Event image

Abstract: High-dimensional data are very commonly collected in an amazing variety of application areas.  As the sample size is often modest relative to the dimension of the data, it is necessary to develop dimensionality reduction methods.  Most of these methods are based on assumptions of sparsity and/or linearity.  For example, PCA reduces the original p-dimensional data to coordinates on a k-dimensional affine subspace, with k much less than p typically.  There is a literature on non-linear extensions of PCA; such approaches are commonly referred to as “manifold learning” – supposing that the lower-dimensional subspace consists of one or more smooth Riemannian manifolds.  Almost all such approaches rely on the assumption of local linearity, which can be justified based on the manifolds being approximately Euclidean in local neighborhoods.  The key problem with such approaches is that a very large number of linear pieces are needed if the manifold(s) have moderate to high curvature; for example, think of approximating a low-dimensional sphere with planes.  To address this problem, we propose a broad new dictionary for approximating manifolds based on pieces of spheres or spherelets.  We provide theory showing dramatic reductions in covering numbers needed to produce a particular small MSE relative to locally linear methods.  We develop a simple spherical PCA algorithm for implementation, and show very substantial gains in performance relative to the state-of-the-art on toy and non-toy examples.  We additionally develop a Bayesian model that characterizes uncertainty in subspace learning, along with a simple and efficient MCMC algorithm for implementation.  

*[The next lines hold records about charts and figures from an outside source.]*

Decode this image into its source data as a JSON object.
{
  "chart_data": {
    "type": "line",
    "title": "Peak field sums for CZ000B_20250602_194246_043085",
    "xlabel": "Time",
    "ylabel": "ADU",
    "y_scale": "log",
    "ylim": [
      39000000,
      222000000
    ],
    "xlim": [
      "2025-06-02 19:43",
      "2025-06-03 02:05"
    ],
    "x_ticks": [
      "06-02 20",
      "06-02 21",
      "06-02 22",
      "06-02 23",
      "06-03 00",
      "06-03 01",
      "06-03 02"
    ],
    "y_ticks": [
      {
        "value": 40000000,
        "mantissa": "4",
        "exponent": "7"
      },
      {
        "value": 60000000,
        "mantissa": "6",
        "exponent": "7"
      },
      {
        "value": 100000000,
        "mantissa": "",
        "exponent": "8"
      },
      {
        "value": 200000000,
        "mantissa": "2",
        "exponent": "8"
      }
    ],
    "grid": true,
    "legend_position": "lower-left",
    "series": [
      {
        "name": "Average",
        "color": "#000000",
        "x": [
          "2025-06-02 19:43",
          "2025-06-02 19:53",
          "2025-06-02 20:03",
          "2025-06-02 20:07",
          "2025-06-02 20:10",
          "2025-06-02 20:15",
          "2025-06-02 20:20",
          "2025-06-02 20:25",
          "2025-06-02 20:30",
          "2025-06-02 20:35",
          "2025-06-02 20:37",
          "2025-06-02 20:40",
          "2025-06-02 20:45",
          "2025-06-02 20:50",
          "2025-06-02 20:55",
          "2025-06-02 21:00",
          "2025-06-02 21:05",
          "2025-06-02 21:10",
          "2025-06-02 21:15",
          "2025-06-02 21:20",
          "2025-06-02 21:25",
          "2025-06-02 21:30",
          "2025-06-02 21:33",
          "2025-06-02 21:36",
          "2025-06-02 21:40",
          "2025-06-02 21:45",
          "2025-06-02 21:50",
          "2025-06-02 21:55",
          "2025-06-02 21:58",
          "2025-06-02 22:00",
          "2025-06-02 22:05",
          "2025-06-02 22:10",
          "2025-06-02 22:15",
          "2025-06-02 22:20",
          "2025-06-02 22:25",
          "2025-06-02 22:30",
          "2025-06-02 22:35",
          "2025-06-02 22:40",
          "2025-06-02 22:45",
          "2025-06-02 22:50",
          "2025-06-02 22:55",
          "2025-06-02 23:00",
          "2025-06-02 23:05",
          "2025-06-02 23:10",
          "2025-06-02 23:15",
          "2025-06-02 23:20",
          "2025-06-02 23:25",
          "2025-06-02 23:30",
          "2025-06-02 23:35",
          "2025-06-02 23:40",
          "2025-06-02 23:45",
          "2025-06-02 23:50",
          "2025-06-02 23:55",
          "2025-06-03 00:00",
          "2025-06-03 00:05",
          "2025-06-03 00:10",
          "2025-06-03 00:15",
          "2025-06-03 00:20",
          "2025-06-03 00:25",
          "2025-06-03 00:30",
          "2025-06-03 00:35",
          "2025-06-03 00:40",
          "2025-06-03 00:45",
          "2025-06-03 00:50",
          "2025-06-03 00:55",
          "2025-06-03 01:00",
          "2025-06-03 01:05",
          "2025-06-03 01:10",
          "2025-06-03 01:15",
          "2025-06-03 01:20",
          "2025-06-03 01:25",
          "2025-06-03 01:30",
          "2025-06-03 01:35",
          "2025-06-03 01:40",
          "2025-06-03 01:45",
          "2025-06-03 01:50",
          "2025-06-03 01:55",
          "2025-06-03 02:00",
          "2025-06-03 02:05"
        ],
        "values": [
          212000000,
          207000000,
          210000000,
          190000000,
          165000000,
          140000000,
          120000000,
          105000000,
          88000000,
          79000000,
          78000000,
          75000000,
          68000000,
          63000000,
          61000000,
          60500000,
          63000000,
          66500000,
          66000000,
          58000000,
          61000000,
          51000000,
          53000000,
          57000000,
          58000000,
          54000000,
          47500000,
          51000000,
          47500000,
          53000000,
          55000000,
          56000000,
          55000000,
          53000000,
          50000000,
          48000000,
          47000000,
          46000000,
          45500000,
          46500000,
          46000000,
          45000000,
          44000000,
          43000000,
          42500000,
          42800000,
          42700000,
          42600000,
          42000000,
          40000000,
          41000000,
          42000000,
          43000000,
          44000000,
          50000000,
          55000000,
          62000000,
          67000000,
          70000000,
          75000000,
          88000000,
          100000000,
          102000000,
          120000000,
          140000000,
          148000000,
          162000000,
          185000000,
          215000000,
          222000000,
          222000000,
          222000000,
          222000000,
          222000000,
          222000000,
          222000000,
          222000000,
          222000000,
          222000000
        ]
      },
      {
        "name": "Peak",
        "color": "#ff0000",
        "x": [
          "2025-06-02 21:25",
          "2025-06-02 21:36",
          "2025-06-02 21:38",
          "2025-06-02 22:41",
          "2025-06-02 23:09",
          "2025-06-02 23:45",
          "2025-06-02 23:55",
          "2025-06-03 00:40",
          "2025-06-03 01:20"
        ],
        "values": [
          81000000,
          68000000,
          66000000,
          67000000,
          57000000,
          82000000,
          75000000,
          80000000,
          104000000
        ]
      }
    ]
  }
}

 CV:  David Dunson is Arts and Sciences Distinguished Professor of Statistical Science, Mathematics, and Electrical & Computer Engineering at Duke University.

His research focuses on Bayesian statistical theory and methods motivated by high-dimensional and complex applications.  A particular emphasis is on dimensionality reduction, scalable inference algorithms, latent factor models, and nonparametric approaches, particularly for high-dimensional, dynamic and multimodal data, including images, functions, shapes and other complex objects. 

His work involves inter-disciplinary thinking at the intersection of statistics, mathematics and computer science. Motivation comes from applications in epidemiology, environmental health, neurosciences, genetics, fertility and other settings (music, fine arts, humanities). 

Dr. Dunson is a fellow of the American Statistical Association and of the Institute of Mathematical Statistics.  He is winner of the 2007 Mortimer Spiegelman Award for the top public health statistician under 41, the 2010 Myrto Lefkopoulou Distinguished Lectureship at Harvard University, the 2010 COPSS Presidents’ Award for the top statistician under 41, and the 2012 Youden Award for interlaboratory testing methods.